First, if you are a project manager with very aggressive schedules for a fairly straightforward project, the introduction of a complex technology that could amount to being overkill means that you now have a major risk item to deal with, and probably a second 'project' to manage as well. In this case, the PM involved now has the ESB as a "project" as well as the original one.
Architects faced with the situation I describe should always have a Plan B specification available and ready to go for portions of initiatives or projects that exhibit high risk with respect to timelines, reliability, and production after go-live. Plan B's are rarely state-of-the-art, but they are implementable, and they work.
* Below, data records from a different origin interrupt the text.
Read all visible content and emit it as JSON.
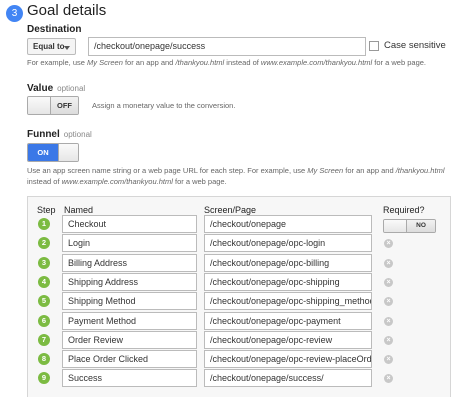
{
  "header": {
    "step_number": "3",
    "title": "Goal details"
  },
  "destination": {
    "label": "Destination",
    "match_type": "Equal to",
    "value": "/checkout/onepage/success",
    "case_sensitive_label": "Case sensitive",
    "help_parts": [
      "For example, use ",
      "My Screen",
      " for an app and ",
      "/thankyou.html",
      " instead of ",
      "www.example.com/thankyou.html",
      " for a web page."
    ]
  },
  "value": {
    "label": "Value",
    "optional": "optional",
    "toggle_state": "OFF",
    "help": "Assign a monetary value to the conversion."
  },
  "funnel": {
    "label": "Funnel",
    "optional": "optional",
    "toggle_state": "ON",
    "help_line1_parts": [
      "Use an app screen name string or a web page URL for each step. For example, use ",
      "My Screen",
      " for an app and ",
      "/thankyou.html"
    ],
    "help_line2_parts": [
      "instead of ",
      "www.example.com/thankyou.html",
      " for a web page."
    ],
    "columns": {
      "step": "Step",
      "named": "Named",
      "screen": "Screen/Page",
      "required": "Required?"
    },
    "required_toggle_state": "NO",
    "steps": [
      {
        "num": "1",
        "name": "Checkout",
        "screen": "/checkout/onepage"
      },
      {
        "num": "2",
        "name": "Login",
        "screen": "/checkout/onepage/opc-login"
      },
      {
        "num": "3",
        "name": "Billing Address",
        "screen": "/checkout/onepage/opc-billing"
      },
      {
        "num": "4",
        "name": "Shipping Address",
        "screen": "/checkout/onepage/opc-shipping"
      },
      {
        "num": "5",
        "name": "Shipping Method",
        "screen": "/checkout/onepage/opc-shipping_method"
      },
      {
        "num": "6",
        "name": "Payment Method",
        "screen": "/checkout/onepage/opc-payment"
      },
      {
        "num": "7",
        "name": "Order Review",
        "screen": "/checkout/onepage/opc-review"
      },
      {
        "num": "8",
        "name": "Place Order Clicked",
        "screen": "/checkout/onepage/opc-review-placeOrder"
      },
      {
        "num": "9",
        "name": "Success",
        "screen": "/checkout/onepage/success/"
      }
    ]
  }
}
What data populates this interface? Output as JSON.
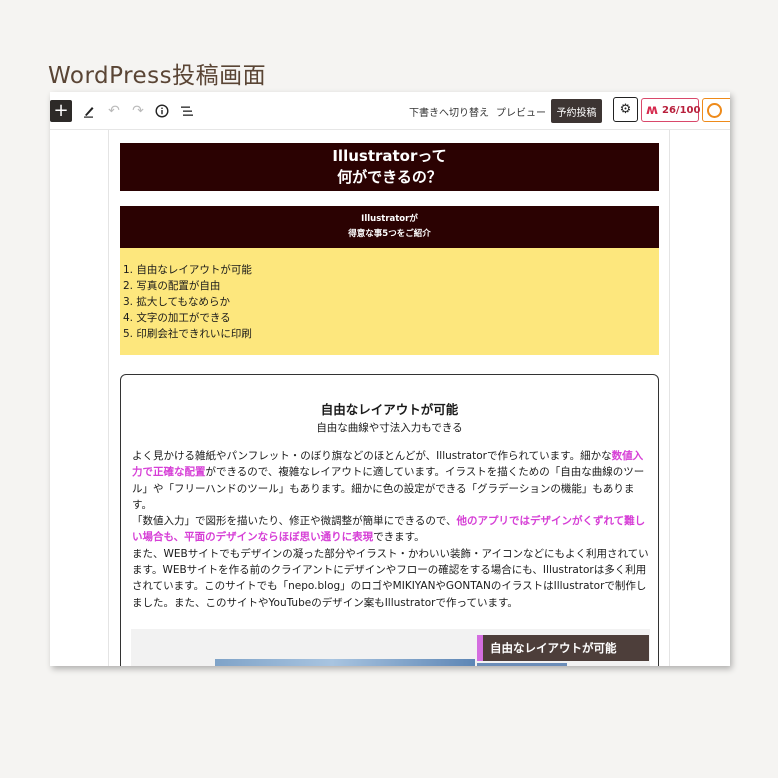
{
  "caption": "WordPress投稿画面",
  "toolbar": {
    "add_icon": "plus-icon",
    "draft_label": "下書きへ切り替え",
    "preview_label": "プレビュー",
    "publish_label": "予約投稿",
    "score_label": "26/100"
  },
  "content": {
    "title_line1": "Illustratorって",
    "title_line2": "何ができるの？",
    "sub_line1": "Illustratorが",
    "sub_line2": "得意な事5つをご紹介",
    "list": [
      "1. 自由なレイアウトが可能",
      "2. 写真の配置が自由",
      "3. 拡大してもなめらか",
      "4. 文字の加工ができる",
      "5. 印刷会社できれいに印刷"
    ],
    "card": {
      "title": "自由なレイアウトが可能",
      "subtitle": "自由な曲線や寸法入力もできる",
      "p1a": "よく見かける雑紙やパンフレット・のぼり旗などのほとんどが、Illustratorで作られています。細かな",
      "p1b": "数値入力で正確な配置",
      "p1c": "ができるので、複雑なレイアウトに適しています。イラストを描くための「自由な曲線のツール」や「フリーハンドのツール」もあります。細かに色の設定ができる「グラデーションの機能」もあります。",
      "p2a": "「数値入力」で図形を描いたり、修正や微調整が簡単にできるので、",
      "p2b": "他のアプリではデザインがくずれて難しい場合も、平面のデザインならほぼ思い通りに表現",
      "p2c": "できます。",
      "p3": "また、WEBサイトでもデザインの凝った部分やイラスト・かわいい装飾・アイコンなどにもよく利用されています。WEBサイトを作る前のクライアントにデザインやフローの確認をする場合にも、Illustratorは多く利用されています。このサイトでも「nepo.blog」のロゴやMIKIYANやGONTANのイラストはIllustratorで制作しました。また、このサイトやYouTubeのデザイン案もIllustratorで作っています。",
      "preview_label": "自由なレイアウトが可能"
    }
  }
}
Which is what really matters in the end.
Plan B specifications and design should be segregated to the extent possible from the remainder of the system such that the "preferred" subsystem can be substituted with a minimum of disruption to the overall system.
Be wary of claims by experienced staff with no background in a brand new technology that "it can't be that difficult," and "I'll do everything possible to make it work," and other reactions when issues and objections are raised with respect to project time-to-market and production issues. In this case, the staff involved are experienced and perform well, but they were in way over their heads. While they realize and acknowledge this now and are much more cognizant of these limitations, the negative effects to the project occurred anyway, and shouldn't have.
These scenarios make business and IT organizations pay at least twice for the same work and functionality. This presents a difficult situation for IT execs and CIOs with limited or contracting budgets.
I am not a "hero" for having a Plan B in situations like this - I always have a Plan B for risky parts of architecture specifications and designs. By risk, I am generally talking about implementation timelines, budgets, functionality, and production support issues after go-live. Architects who do not offer alternatives should strongly consider adding them to their specification and design repertoires.
Finally, be prepared to stick to one's guns in situations like this, because they are often politically- or personality-motivated. There is no universal advice I can give on this because these issues are mostly situational. However, the development of Plan Bs almost always keep options, and doors, open.